Process the cup of oats in your blender until they are closer to flour than whole oats, a little chunky is okay.
Next add the flax mixture everything else to your blender (if you have a crappy blender it might be better to add 2-3 at a time). Blend, scrape sides, blend until you get pancake batter consistency. Add oats or liquid as needed to get to the consistency you prefer.
Heat your griddle over medium high heat. Pour 1/4 cup scoops of batter in the pan. These will take longer than traditional pancakes to set. I recommend using a non-stick pan or a good layer of coconut oil to fry them so they don’t stick.

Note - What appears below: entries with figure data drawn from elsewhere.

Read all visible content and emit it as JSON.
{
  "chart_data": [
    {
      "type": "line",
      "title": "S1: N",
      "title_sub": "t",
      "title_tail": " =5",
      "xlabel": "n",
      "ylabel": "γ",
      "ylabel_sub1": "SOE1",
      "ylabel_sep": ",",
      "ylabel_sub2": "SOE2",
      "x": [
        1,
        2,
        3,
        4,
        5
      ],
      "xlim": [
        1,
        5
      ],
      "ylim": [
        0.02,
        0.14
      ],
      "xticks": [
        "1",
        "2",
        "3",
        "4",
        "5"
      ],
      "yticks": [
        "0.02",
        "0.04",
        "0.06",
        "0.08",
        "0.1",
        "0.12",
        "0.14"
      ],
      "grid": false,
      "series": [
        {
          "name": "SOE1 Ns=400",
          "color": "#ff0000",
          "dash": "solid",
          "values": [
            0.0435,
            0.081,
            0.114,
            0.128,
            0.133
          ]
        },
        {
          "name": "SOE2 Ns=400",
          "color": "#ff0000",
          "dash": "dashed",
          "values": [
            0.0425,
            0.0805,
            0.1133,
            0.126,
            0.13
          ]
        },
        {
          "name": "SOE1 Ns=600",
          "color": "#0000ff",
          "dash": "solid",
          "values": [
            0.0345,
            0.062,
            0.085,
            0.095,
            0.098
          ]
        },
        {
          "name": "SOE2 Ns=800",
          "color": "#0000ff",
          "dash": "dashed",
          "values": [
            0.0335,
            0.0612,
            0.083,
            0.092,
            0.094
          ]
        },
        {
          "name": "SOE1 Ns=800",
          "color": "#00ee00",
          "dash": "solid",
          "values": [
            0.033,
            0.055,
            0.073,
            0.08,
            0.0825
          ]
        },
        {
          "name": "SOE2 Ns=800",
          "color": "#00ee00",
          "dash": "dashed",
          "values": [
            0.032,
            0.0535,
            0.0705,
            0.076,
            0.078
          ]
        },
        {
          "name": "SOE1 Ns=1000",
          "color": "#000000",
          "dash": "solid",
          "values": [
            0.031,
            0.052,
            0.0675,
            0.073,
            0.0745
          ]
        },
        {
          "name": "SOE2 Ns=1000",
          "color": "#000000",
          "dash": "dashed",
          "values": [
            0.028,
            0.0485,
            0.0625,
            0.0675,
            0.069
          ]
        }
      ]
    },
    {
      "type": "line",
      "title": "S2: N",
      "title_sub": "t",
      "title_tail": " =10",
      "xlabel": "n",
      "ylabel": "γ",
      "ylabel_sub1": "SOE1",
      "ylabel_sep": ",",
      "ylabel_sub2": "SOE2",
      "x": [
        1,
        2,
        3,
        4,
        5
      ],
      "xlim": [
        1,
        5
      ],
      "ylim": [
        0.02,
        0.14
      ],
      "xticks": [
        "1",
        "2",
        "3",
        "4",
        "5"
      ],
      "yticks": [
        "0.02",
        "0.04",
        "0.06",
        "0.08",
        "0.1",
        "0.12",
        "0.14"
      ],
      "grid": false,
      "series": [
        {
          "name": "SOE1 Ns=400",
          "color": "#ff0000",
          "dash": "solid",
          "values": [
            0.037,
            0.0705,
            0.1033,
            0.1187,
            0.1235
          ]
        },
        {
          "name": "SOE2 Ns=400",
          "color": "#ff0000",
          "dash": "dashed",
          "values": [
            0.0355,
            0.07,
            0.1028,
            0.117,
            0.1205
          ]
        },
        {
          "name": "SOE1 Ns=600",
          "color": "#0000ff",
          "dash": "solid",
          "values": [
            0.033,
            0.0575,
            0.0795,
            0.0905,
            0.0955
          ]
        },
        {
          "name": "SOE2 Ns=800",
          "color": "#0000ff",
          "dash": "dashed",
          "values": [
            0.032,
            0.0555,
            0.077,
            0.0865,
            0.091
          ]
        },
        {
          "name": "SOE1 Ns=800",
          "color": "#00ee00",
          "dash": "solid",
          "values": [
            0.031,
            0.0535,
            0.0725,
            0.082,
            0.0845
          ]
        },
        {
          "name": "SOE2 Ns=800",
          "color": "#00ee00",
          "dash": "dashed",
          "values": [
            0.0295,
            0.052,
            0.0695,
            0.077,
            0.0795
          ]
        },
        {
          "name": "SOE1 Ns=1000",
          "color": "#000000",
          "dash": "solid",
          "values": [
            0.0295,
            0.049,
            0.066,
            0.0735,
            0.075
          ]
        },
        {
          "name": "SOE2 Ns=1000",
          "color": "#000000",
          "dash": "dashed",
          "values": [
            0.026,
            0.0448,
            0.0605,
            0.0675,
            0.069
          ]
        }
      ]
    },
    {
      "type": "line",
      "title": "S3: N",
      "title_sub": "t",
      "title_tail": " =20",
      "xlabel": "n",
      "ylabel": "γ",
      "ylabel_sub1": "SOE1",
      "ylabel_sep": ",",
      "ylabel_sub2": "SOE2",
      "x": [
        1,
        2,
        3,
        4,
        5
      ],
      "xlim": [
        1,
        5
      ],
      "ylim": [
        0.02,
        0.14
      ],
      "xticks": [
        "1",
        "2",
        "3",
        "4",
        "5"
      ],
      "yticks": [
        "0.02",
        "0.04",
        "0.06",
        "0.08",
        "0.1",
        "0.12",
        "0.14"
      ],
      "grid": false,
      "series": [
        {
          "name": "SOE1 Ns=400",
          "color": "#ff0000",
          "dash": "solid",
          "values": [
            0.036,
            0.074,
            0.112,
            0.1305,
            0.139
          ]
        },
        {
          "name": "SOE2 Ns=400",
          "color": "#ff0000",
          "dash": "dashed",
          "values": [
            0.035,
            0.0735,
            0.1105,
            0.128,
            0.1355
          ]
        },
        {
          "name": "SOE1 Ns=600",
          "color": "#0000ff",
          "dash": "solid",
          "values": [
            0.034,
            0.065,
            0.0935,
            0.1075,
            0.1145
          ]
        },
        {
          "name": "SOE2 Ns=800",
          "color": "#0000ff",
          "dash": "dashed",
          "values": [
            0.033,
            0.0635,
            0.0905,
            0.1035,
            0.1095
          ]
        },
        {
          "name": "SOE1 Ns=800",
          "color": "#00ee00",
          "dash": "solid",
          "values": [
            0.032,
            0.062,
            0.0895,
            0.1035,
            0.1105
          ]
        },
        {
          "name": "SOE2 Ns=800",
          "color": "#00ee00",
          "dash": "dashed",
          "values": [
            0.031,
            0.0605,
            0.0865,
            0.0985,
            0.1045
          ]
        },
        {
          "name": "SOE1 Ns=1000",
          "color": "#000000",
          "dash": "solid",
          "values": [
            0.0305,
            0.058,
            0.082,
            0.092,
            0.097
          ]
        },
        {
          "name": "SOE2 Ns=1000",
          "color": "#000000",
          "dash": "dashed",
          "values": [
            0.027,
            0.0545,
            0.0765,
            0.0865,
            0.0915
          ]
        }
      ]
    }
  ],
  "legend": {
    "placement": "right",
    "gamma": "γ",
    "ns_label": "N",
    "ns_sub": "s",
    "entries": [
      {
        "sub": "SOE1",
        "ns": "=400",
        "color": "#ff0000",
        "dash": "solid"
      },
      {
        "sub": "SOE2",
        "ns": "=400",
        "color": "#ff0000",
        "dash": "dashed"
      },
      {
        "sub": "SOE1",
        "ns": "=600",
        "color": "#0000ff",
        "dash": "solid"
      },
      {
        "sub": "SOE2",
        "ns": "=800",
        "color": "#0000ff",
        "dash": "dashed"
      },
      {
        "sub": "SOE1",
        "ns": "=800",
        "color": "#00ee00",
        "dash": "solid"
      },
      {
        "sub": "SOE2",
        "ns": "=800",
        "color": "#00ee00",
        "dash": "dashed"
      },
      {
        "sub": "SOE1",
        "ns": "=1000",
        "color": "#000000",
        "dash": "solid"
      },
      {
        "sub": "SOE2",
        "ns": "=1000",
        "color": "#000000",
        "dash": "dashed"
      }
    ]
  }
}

Mine took about 3-5 minutes on each side.
|These were topped with runny PB2 with a bit of maple syrup.|
Maple Sunbutter Topping
2 parts sunflower butter (I like the kind with flax seeds)
2 parts real maple syrup
Combine the syrup and sunbutter in a small bowl and whip together with a fork. Spread on pancakes. Blueberries go well with this topping!
Pumpkin Maple Almond Topping
1/2 c pumpkin puree
1 Tbsp almond butter
1 Tbsp maple syrup
splash of nut milk
Combine the ingredients in a microwave safe bowl. Microwave for 10-30 seconds to get the mixture warm but not scalding. Stir again. Pour on pancakes with fruit of your choice.